А были и те, кто «…никуда не вышел… кто просто зарос травою…» (Б. Слуцкий). Их имена — на мраморной доске перед зданием МГУ на Ленинских горах.
Там, за чертой, остались капустники, остроты, веселые и злые шутки, эпиграммы. Из всего этого родилась «Бригантина», песня, которая ушла далеко за пределы нашего института.
В День победы, когда ее автор Павел Коган уже был похоронен в солдатской могиле под Новороссийском, на улицах Москвы и других городов пели «Бригантина подымает паруса…».
Нет в песне ни войны, ни революции, ни нашего студенчества.
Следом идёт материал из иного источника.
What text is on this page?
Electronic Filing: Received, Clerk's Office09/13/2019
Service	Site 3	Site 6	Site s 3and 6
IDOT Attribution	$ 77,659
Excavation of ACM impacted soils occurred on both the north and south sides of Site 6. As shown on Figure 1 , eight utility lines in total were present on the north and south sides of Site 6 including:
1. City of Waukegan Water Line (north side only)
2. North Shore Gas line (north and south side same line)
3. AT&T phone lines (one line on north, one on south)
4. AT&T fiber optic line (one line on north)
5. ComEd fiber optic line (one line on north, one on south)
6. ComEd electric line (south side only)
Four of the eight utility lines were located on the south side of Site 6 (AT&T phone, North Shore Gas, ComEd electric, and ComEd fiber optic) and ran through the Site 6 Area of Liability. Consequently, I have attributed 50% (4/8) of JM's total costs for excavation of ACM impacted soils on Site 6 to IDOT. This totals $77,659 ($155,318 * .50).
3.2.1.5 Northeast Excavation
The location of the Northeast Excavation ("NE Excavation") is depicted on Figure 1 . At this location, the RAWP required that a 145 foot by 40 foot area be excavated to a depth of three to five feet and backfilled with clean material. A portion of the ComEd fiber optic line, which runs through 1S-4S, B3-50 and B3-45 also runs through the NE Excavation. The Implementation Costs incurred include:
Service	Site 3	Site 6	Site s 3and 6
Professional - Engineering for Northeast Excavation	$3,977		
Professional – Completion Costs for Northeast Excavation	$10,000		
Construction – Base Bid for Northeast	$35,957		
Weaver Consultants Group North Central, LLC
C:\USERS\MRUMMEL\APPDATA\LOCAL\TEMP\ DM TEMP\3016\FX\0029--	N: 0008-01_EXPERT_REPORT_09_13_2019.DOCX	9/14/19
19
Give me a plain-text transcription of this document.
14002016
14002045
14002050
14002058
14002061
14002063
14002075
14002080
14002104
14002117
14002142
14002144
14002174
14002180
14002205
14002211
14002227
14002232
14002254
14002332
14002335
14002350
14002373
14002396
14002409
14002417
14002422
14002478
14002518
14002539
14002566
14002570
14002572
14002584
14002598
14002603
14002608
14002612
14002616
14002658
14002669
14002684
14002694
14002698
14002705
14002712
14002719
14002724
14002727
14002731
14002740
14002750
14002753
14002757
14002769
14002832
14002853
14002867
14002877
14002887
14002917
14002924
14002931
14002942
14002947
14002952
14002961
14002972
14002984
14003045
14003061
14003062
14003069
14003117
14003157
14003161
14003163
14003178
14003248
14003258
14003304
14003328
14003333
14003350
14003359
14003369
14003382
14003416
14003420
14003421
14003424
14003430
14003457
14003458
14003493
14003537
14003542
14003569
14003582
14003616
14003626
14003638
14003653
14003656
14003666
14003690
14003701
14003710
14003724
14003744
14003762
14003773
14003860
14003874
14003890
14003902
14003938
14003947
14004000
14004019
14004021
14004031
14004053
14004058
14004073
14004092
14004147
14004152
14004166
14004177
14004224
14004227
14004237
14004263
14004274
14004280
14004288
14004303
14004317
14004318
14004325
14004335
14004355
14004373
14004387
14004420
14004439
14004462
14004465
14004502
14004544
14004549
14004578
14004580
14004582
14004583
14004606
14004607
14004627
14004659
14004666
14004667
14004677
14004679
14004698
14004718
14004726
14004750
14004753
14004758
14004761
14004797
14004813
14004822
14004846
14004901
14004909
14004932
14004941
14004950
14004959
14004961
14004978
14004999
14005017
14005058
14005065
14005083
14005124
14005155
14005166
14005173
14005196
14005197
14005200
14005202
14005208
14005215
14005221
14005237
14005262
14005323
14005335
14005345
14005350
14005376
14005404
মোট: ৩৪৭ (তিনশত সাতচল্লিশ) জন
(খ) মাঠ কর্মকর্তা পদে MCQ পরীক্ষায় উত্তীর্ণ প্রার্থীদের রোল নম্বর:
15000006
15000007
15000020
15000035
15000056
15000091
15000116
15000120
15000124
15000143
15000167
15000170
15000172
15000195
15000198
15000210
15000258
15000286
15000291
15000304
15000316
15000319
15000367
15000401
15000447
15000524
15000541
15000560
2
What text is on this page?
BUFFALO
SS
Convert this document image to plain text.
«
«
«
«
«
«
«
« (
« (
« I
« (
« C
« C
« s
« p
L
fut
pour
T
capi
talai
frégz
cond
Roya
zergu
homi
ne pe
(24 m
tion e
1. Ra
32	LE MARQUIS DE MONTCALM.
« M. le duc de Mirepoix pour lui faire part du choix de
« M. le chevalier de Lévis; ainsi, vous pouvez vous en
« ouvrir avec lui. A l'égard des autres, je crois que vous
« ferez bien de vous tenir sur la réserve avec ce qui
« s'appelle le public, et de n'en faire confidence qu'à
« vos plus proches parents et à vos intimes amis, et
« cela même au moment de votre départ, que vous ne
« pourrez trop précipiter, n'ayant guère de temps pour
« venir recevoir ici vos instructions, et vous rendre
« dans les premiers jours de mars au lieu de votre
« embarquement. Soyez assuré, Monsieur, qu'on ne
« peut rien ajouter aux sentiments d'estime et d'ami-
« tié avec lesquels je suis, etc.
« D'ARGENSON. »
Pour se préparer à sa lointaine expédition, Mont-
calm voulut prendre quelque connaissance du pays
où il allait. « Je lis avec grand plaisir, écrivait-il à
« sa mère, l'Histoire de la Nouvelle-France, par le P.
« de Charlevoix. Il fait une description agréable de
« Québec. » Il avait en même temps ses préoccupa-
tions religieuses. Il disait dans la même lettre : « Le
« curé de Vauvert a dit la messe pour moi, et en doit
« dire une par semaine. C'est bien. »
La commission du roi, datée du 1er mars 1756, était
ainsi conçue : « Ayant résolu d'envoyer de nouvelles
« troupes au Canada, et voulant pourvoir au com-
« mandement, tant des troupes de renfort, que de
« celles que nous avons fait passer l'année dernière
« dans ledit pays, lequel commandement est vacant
Расплывчатая мечта о море, суровые капитаны, усталые женские глаза, золотое терпкое вино… Необъяснимо, чем влекли, слова «флибустьеры», «веселый Роджерс», «люди Флинта». Они перекликались с Гумилевым, Грином, Киплингом, но все это про нас.
Поднимающая паруса бригантина — наша юношеская мечта о вольности, она возникает, лишь «только чуточку прищурь глаза», невоплощенная серебристая мечта, с которой прощались мы и все еще прощаются люди новых поколений.
Непостижима судьба песни, ставшей фольклором.
Ее за сорок лет «запели», заиграли. Ее поют на праздничных концертах, поют в туристских походах, на домашних вечерах, поют сегодняшние студенты и школьники, им тоже хочется быть «яростными и непокорными», тоже «презреть грошовый уют». Поют их отцы. Поют седые деды. Вот и моя внучка тоненьким голоском выводит: «Бригантина подымает паруса…»
Ее вспоминали даже в тюремных камерах ифлийцы, ставшие зеками.